Regulation of α 2A ‐Adrenergic Receptor Expression by Epinephrine in Cultured Astroglia from Rat Brain

Epinephrine (Epi) mediates various physiological effects via α 2A ‐adrenergic receptors (α 2A ‐ARs). Studies in mice with a point mutation in the gene for α 2A ‐AR have shown that these receptors are responsible for the centrally mediated depressor effects of α 2 ‐AR agonists. These studies underscore the importance of understanding the basic cellular mechanisms involved in the expression of α 2A ‐ARs, of which little is known.

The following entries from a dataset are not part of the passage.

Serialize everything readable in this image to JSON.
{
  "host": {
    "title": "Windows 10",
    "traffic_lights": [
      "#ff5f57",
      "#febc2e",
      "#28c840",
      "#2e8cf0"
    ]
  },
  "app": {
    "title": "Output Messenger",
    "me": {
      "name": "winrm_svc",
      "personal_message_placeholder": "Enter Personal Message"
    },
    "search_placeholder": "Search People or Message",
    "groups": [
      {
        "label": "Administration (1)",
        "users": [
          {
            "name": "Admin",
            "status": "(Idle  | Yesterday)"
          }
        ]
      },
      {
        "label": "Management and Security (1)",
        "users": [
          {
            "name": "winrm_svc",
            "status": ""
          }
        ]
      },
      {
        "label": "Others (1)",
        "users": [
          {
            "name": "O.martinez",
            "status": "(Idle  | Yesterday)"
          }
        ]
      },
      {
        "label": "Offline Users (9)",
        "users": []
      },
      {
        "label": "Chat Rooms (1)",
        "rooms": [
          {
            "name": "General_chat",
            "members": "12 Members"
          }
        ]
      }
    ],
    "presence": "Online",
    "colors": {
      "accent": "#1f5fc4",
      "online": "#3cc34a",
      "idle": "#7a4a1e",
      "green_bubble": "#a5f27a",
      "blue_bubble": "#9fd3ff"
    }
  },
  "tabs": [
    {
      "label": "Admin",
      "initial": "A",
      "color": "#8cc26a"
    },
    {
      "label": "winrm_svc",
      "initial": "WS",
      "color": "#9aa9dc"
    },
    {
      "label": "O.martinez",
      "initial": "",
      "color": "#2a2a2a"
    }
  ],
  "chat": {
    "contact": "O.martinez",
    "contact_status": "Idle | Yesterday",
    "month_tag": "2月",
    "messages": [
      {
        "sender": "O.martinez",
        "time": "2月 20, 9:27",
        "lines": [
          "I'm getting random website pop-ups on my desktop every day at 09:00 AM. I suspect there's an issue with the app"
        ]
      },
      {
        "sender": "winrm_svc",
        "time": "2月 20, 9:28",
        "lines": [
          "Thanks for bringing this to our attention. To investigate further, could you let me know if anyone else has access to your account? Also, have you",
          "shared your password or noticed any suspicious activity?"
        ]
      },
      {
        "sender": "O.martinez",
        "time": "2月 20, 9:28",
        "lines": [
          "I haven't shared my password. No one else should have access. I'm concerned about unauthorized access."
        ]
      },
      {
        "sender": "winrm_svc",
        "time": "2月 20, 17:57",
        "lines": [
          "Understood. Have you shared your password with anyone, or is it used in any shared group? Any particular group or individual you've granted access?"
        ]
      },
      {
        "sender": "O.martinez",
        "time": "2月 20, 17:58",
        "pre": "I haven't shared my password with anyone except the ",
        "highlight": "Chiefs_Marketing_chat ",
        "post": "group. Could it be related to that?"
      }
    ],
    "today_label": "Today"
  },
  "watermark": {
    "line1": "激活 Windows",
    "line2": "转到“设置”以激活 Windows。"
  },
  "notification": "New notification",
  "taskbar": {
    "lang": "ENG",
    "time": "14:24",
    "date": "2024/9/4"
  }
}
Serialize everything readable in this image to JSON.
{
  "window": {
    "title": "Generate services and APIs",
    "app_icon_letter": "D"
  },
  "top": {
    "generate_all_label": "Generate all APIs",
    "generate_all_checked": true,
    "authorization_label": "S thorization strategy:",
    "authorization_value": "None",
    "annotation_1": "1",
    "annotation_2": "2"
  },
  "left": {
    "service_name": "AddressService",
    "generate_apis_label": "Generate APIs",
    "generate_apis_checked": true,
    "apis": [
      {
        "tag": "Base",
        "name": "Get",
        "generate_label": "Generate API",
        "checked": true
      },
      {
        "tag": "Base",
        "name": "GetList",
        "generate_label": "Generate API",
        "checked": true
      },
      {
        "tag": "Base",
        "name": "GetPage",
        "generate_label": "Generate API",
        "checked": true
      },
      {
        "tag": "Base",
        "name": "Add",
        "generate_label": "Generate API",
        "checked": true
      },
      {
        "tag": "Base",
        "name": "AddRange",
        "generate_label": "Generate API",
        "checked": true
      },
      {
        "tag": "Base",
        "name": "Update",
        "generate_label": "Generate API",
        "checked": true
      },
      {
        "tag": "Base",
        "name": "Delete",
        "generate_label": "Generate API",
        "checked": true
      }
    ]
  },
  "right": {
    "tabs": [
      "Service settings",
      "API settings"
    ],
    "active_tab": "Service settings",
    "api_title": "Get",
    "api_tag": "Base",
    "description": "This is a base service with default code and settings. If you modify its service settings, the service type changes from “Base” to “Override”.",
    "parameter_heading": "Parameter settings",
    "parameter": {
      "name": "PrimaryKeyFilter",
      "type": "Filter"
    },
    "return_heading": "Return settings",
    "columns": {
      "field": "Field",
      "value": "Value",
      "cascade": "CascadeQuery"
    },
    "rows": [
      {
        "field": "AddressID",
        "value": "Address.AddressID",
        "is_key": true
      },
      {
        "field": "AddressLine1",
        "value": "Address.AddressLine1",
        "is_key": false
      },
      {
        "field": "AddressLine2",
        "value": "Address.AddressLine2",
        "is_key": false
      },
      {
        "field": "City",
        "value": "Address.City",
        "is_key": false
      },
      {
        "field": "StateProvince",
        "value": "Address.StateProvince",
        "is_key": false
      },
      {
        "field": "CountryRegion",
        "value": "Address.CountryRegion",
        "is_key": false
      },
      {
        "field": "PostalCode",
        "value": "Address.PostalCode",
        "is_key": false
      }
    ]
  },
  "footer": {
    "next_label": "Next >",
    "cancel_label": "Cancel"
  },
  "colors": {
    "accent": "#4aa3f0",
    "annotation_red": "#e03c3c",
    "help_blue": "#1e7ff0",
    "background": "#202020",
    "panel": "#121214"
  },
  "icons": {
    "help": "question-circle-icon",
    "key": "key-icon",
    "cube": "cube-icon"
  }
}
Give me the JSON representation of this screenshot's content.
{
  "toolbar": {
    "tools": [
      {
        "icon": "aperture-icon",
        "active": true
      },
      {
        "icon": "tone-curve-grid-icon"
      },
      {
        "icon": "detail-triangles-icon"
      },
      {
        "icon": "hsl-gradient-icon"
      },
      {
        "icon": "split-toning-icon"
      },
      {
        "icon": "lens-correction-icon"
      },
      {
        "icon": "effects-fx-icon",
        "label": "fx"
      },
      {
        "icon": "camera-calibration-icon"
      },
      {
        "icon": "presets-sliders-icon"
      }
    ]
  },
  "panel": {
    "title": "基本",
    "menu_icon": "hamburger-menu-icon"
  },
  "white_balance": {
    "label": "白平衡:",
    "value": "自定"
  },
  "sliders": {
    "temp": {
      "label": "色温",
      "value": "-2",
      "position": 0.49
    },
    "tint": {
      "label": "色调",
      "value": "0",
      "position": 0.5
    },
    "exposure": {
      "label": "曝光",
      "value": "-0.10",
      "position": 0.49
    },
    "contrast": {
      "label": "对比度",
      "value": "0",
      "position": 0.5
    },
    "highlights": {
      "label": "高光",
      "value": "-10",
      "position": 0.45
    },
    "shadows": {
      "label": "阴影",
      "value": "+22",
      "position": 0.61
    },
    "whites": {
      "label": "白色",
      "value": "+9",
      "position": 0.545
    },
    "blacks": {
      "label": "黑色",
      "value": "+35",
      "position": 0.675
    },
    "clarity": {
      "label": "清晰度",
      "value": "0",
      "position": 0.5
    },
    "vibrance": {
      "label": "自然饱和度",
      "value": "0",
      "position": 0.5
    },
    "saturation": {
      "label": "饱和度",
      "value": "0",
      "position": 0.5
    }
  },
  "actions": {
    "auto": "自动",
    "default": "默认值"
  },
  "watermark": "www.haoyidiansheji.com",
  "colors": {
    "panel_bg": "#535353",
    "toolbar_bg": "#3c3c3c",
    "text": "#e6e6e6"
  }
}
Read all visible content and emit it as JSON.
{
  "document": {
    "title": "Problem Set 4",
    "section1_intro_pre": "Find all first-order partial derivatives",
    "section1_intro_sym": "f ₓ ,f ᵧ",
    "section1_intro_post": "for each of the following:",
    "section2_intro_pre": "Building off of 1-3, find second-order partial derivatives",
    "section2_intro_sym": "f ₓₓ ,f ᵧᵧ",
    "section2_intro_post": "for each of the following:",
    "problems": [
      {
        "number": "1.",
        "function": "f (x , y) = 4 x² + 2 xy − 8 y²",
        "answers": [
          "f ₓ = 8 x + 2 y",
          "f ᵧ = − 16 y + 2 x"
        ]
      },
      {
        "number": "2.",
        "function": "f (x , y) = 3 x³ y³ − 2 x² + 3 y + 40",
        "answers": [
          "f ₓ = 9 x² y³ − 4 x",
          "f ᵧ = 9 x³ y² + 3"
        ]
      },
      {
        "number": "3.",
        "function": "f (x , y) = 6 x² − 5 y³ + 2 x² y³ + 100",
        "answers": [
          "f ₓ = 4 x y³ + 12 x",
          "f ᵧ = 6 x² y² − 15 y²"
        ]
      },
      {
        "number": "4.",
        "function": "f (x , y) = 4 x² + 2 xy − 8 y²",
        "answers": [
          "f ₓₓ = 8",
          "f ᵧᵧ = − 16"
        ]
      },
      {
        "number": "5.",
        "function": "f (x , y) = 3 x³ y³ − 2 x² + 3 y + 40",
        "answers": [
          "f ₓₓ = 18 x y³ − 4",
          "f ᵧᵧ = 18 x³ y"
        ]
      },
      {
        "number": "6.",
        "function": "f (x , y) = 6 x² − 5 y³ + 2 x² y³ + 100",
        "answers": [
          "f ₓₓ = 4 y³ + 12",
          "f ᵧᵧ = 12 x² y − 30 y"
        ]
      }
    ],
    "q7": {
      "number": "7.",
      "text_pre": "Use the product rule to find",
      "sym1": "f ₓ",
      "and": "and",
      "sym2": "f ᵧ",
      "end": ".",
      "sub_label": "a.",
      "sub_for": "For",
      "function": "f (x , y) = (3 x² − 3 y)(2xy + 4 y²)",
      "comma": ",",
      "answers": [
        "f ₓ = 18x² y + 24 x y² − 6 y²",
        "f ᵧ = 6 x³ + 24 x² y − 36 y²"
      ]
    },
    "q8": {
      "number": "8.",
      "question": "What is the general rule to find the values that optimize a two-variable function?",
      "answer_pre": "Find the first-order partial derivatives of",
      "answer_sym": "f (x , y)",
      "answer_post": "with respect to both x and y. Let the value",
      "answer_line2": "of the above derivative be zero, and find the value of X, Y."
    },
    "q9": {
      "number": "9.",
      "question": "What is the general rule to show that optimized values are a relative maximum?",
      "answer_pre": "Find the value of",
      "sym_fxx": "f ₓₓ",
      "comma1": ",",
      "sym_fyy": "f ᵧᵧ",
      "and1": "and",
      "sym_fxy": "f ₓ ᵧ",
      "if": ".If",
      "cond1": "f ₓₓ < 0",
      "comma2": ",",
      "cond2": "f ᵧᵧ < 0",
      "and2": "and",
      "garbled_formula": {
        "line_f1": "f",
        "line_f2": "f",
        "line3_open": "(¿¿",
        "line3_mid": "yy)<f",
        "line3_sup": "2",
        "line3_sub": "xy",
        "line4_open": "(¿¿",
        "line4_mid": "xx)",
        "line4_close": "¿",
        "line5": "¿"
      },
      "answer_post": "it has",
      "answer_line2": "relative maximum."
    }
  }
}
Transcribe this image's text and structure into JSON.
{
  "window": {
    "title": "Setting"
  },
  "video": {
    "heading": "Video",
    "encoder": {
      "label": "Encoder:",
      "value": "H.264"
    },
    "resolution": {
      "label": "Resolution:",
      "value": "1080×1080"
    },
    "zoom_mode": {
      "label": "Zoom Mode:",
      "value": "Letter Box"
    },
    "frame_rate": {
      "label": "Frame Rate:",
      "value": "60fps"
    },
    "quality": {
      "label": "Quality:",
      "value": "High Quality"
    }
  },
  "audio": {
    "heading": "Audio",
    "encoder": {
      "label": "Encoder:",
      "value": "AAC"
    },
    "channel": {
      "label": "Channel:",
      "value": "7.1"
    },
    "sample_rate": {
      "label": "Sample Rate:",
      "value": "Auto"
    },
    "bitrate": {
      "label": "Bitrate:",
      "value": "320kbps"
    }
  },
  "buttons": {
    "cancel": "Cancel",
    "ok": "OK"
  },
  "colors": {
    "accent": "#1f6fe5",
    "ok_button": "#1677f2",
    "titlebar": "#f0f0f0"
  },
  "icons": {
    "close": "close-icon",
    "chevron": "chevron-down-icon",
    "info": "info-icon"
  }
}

We use astroglia cultured from the hypothalamus and brainstem of adult Sprague‐Dawley rats as a model system in which to study factors that regulate α 2A ‐AR expression. These cells contain α 2 ‐ARs, which are predominately of the α 2A ‐AR subtype. Our studies have shown that Epi causes a dose‐ and time‐dependent decrease in steady‐state levels of α 2A ‐AR mRNA and number of α 2A ‐ARs, effects that are mediated via α 1 ‐ and β‐adrenergic receptors (α 1 ‐ARs and β‐ARs). These effects of Epi on α 2A ‐AR mRNA and α 2A ‐AR number are mimicked by activation of protein kinase C or increases in cellular cyclic AMP, which are intracellular messengers activated by α 1 ‐ARs and β‐ARs, respectively. Taken together, these results indicate that expression of α 2A ‐ARs is regulated in a heterologous manner by Epi, via α 1 ‐AR‐ and β‐AR‐mediated intracellular pathways.